Isolation Fear And Anxiety-Germs Everywhere
Every package that comes to the door and every person I may have unknowingly had contact with is a trigger. Could we have been exposed by the mailman, UPS, or pizza delivery guy? Should I open the mail or touch the mailbox? It’s nerve-wracking. My brother came over to drop off eggs from his chickens and came in for a bit to see the kids. I’ve been beating myself up over this. Could he have brought something into our house? It’s scary and sad that we have to fear contact with the people we love. Stories of people dying alone in hospitals because their families aren’t allowed to visit, or choosing to die at home rather than in an intensive care unit, is heartbreaking. It’s hard to imagine something like this happening to my own family.
I’m hyper-aware of every single action. Did I touch the door handle? Have I touched my face? Is this scratchy throat allergies or something more? It’s enough to drive a person mad. The unpredictable nature of the disease is even worse. If I contract it, will I be one of the few or one of the many? Do I have underlying health conditions that I’m not aware of? Am I already a carrier and not showing any symptoms? There doesn’t seem to be any reliable rhyme or reason. Every possible exposure brings with it 3-14 days of insecurity and fear.

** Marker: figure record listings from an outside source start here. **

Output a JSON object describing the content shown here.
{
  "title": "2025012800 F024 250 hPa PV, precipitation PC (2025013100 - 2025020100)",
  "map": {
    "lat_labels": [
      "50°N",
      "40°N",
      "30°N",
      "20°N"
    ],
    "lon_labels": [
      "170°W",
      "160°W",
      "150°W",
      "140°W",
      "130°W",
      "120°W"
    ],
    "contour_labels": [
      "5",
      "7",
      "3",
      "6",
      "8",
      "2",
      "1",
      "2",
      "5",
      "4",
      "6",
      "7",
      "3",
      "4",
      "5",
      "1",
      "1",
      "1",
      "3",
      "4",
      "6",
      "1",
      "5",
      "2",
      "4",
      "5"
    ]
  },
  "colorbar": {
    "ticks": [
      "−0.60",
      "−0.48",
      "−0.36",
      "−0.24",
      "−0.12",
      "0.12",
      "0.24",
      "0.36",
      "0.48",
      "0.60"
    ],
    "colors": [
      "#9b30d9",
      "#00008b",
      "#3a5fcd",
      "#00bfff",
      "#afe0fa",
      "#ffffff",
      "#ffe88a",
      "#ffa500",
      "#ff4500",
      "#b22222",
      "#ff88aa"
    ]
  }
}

Can we really trust going back into the world when all of this is over? It’s like something out of a sci-fi movie, only it’s reality.

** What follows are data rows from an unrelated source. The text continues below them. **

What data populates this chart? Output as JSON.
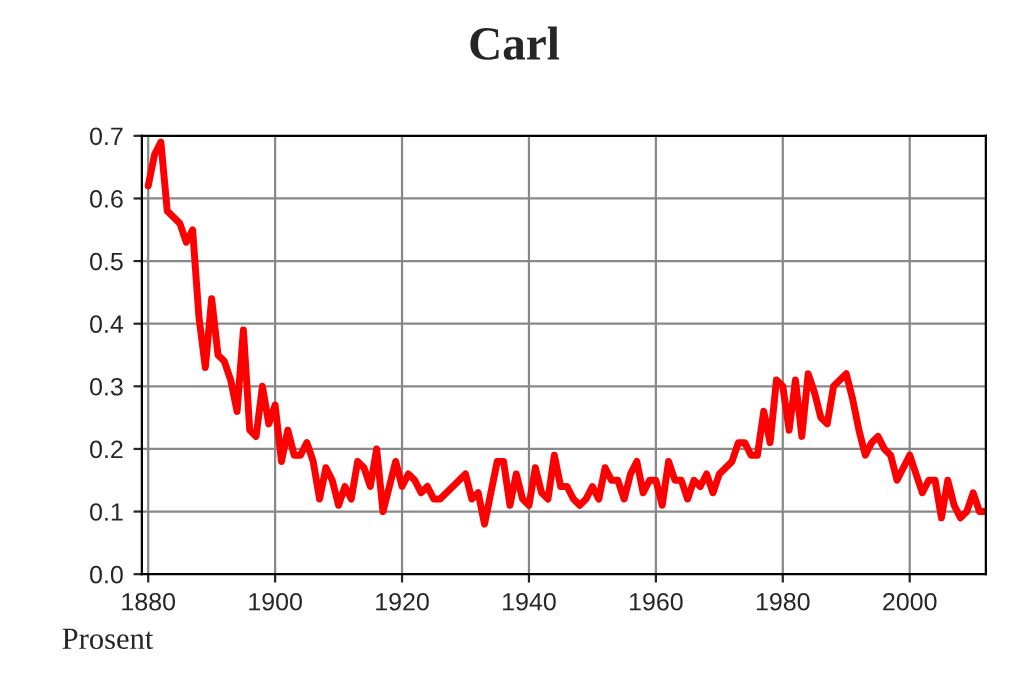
{
  "chart_data": {
    "type": "line",
    "title": "Carl",
    "annotations": [
      "Prosent"
    ],
    "x": [
      1880,
      1881,
      1882,
      1883,
      1884,
      1885,
      1886,
      1887,
      1888,
      1889,
      1890,
      1891,
      1892,
      1893,
      1894,
      1895,
      1896,
      1897,
      1898,
      1899,
      1900,
      1901,
      1902,
      1903,
      1904,
      1905,
      1906,
      1907,
      1908,
      1909,
      1910,
      1911,
      1912,
      1913,
      1914,
      1915,
      1916,
      1917,
      1918,
      1919,
      1920,
      1921,
      1922,
      1923,
      1924,
      1925,
      1926,
      1927,
      1928,
      1929,
      1930,
      1931,
      1932,
      1933,
      1934,
      1935,
      1936,
      1937,
      1938,
      1939,
      1940,
      1941,
      1942,
      1943,
      1944,
      1945,
      1946,
      1947,
      1948,
      1949,
      1950,
      1951,
      1952,
      1953,
      1954,
      1955,
      1956,
      1957,
      1958,
      1959,
      1960,
      1961,
      1962,
      1963,
      1964,
      1965,
      1966,
      1967,
      1968,
      1969,
      1970,
      1971,
      1972,
      1973,
      1974,
      1975,
      1976,
      1977,
      1978,
      1979,
      1980,
      1981,
      1982,
      1983,
      1984,
      1985,
      1986,
      1987,
      1988,
      1989,
      1990,
      1991,
      1992,
      1993,
      1994,
      1995,
      1996,
      1997,
      1998,
      1999,
      2000,
      2001,
      2002,
      2003,
      2004,
      2005,
      2006,
      2007,
      2008,
      2009,
      2010,
      2011,
      2012
    ],
    "series": [
      {
        "color": "#ff0000",
        "values": [
          0.62,
          0.67,
          0.69,
          0.58,
          0.57,
          0.56,
          0.53,
          0.55,
          0.41,
          0.33,
          0.44,
          0.35,
          0.34,
          0.31,
          0.26,
          0.39,
          0.23,
          0.22,
          0.3,
          0.24,
          0.27,
          0.18,
          0.23,
          0.19,
          0.19,
          0.21,
          0.18,
          0.12,
          0.17,
          0.15,
          0.11,
          0.14,
          0.12,
          0.18,
          0.17,
          0.14,
          0.2,
          0.1,
          0.14,
          0.18,
          0.14,
          0.16,
          0.15,
          0.13,
          0.14,
          0.12,
          0.12,
          0.13,
          0.14,
          0.15,
          0.16,
          0.12,
          0.13,
          0.08,
          0.13,
          0.18,
          0.18,
          0.11,
          0.16,
          0.12,
          0.11,
          0.17,
          0.13,
          0.12,
          0.19,
          0.14,
          0.14,
          0.12,
          0.11,
          0.12,
          0.14,
          0.12,
          0.17,
          0.15,
          0.15,
          0.12,
          0.16,
          0.18,
          0.13,
          0.15,
          0.15,
          0.11,
          0.18,
          0.15,
          0.15,
          0.12,
          0.15,
          0.14,
          0.16,
          0.13,
          0.16,
          0.17,
          0.18,
          0.21,
          0.21,
          0.19,
          0.19,
          0.26,
          0.21,
          0.31,
          0.3,
          0.23,
          0.31,
          0.22,
          0.32,
          0.29,
          0.25,
          0.24,
          0.3,
          0.31,
          0.32,
          0.28,
          0.23,
          0.19,
          0.21,
          0.22,
          0.2,
          0.19,
          0.15,
          0.17,
          0.19,
          0.16,
          0.13,
          0.15,
          0.15,
          0.09,
          0.15,
          0.11,
          0.09,
          0.1,
          0.13,
          0.1,
          0.1
        ]
      }
    ],
    "xlim": [
      1879,
      2012
    ],
    "xticks": [
      1880,
      1900,
      1920,
      1940,
      1960,
      1980,
      2000
    ],
    "ylim": [
      0,
      0.7
    ],
    "yticks": [
      {
        "value": 0,
        "label": "0.0"
      },
      {
        "value": 0.1,
        "label": "0.1"
      },
      {
        "value": 0.2,
        "label": "0.2"
      },
      {
        "value": 0.3,
        "label": "0.3"
      },
      {
        "value": 0.4,
        "label": "0.4"
      },
      {
        "value": 0.5,
        "label": "0.5"
      },
      {
        "value": 0.6,
        "label": "0.6"
      },
      {
        "value": 0.7,
        "label": "0.7"
      }
    ],
    "grid": true,
    "marker": "none",
    "line_style": "solid"
  }
}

Isolation Fear And Anxiety-Waiting For A Silver Lining
With things hitting closer and closer to home, it’s hard not to get a little depressed. Trying to explain to a two-and-a-half-year-old why we’ve stopped going to preschool or why Grandma and Grandpa haven’t come around lately is hard. We’ve stopped going to the park down the street from our house and he doesn’t fully understand why he can’t go on the swings. We will be celebrating our daughter’s first birthday in isolation at home without our family and friends. It’s definitely not the passage I envisioned writing in her baby book. What will gyms, sporting events, and schools look like in the future? How will this affect the long-term? Unemployment rates are off the charts and remote work is becoming the new normal.
It’s hard not to compare this to similar historical events like the Spanish Flu, Black Plague, or the Great Depression. In a way, it connects us with our past and serves as hope that we can and will endure. Only time will tell what will become of this. It surely can’t all be bad. I’m sure it will strengthen our family’s bond. On the bright side, it’s really kicked our potty training game into gear. Thank heaven for social media too! At least there are still ways to remain connected to one another; that’s something truly unique to our time and situation.

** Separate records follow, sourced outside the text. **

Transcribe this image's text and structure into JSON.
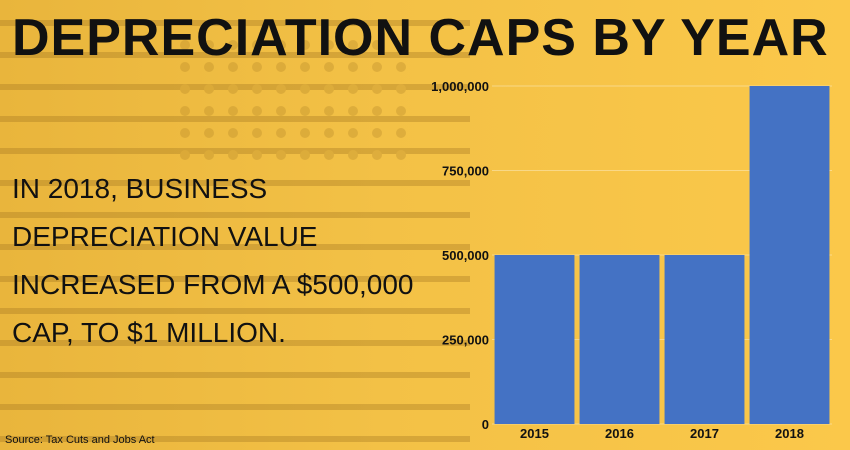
{
  "headline": "DEPRECIATION CAPS BY YEAR",
  "body": "IN 2018, BUSINESS DEPRECIATION VALUE INCREASED FROM A $500,000 CAP, TO $1 MILLION.",
  "source": "Source: Tax Cuts and Jobs Act",
  "colors": {
    "background": "#f3c146",
    "bar": "#4472c4",
    "text": "#111111"
  },
  "chart_data": {
    "type": "bar",
    "categories": [
      "2015",
      "2016",
      "2017",
      "2018"
    ],
    "values": [
      500000,
      500000,
      500000,
      1000000
    ],
    "ylim": [
      0,
      1000000
    ],
    "yticks": [
      0,
      250000,
      500000,
      750000,
      1000000
    ],
    "ytick_labels": [
      "0",
      "250,000",
      "500,000",
      "750,000",
      "1,000,000"
    ],
    "grid": true,
    "legend": "none"
  }
}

I guess the whole point of this post was simply to vent my feelings and to document this rare moment in history. Somehow, writing it all down brings me a little peace of mind. None of us have ever faced anything like this before and we’re all just trying to process it. This definitely helps. Isolation, fear, and anxiety are heavy burdens to carry, and without an outlet, they have the potential to wreak even more havoc. I urge you to find something to help you deal with your own emotions. One thing is for sure, we are all in this together (well, 6 feet apart anyway), and that brings some comfort, in the very least.